Another argument against lifecycling is the markedly different outcomes that can occur depending on the dates when a member starts and ends their contributions.
Patrick of JANA Investment Advisers says: “People have thought a lot about how the pattern of investment returns will impact two very similar members, just depending on whether they started a year apart and how quickly they built assets through voluntary contributions. Alternatively some have decided that a disengaged member needs some other solution, a dynamically managed approach to reducing equity risk throughout their lifetime.

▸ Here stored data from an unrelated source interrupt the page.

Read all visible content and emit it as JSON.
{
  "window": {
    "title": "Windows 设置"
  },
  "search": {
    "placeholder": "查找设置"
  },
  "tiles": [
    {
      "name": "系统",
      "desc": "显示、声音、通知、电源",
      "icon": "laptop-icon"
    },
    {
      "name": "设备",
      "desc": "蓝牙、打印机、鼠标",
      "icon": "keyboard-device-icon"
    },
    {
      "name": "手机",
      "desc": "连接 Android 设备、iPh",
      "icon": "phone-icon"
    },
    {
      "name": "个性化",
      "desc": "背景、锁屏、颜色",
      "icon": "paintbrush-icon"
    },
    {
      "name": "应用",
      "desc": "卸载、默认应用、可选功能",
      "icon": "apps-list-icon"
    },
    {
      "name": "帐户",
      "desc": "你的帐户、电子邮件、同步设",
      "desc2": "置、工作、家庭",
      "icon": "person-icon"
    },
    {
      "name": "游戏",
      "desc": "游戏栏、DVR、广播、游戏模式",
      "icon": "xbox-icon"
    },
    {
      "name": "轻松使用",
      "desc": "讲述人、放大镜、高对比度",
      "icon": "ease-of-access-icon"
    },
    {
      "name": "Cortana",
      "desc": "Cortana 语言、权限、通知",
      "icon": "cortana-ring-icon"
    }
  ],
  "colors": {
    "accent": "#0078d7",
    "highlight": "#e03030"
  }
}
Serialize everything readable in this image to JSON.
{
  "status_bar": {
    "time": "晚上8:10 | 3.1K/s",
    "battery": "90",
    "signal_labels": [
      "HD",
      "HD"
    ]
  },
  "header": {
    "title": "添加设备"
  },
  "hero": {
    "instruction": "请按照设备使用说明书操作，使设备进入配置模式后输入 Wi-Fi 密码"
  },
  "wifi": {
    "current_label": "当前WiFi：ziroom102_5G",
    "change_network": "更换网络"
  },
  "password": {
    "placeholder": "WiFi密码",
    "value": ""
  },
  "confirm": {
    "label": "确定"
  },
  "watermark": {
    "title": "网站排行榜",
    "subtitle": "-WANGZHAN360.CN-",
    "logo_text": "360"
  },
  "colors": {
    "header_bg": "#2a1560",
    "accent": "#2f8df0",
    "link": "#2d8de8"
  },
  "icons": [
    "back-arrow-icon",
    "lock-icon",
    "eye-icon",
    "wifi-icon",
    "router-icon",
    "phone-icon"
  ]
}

The common thread is they are turning to the member outcome and the member experience and re-examing their investment strategy from that point of view.”
Given the nature of individual advice and the issues around the time at which a member starts investing, the MySuper proposal for a product dashboard where members can easily compare the performance of their fund against others, is arguably missing the point.
In particular, one of the pieces of research being carried out by actuaries could push the funds of members in retirement towards more volatile strategies that might not perform well in league tables, but which meet income needs.
Paul Sweeting, an actuary and strategist at JP Morgan Asset Management, says this is being driven by the growth in significant numbers of members who are approaching retirement with sizeable savings.
“A relatively stable level of income can be obtained from a fund whose asset value might be quite volatile,” he says. “This means thinking about risk and reward in a different way. In particular, shifting the focus onto metrics that relate to income. In this context, it’s not a discussion about how much risk is being taken but about how risk is measured and what is meant by risk.”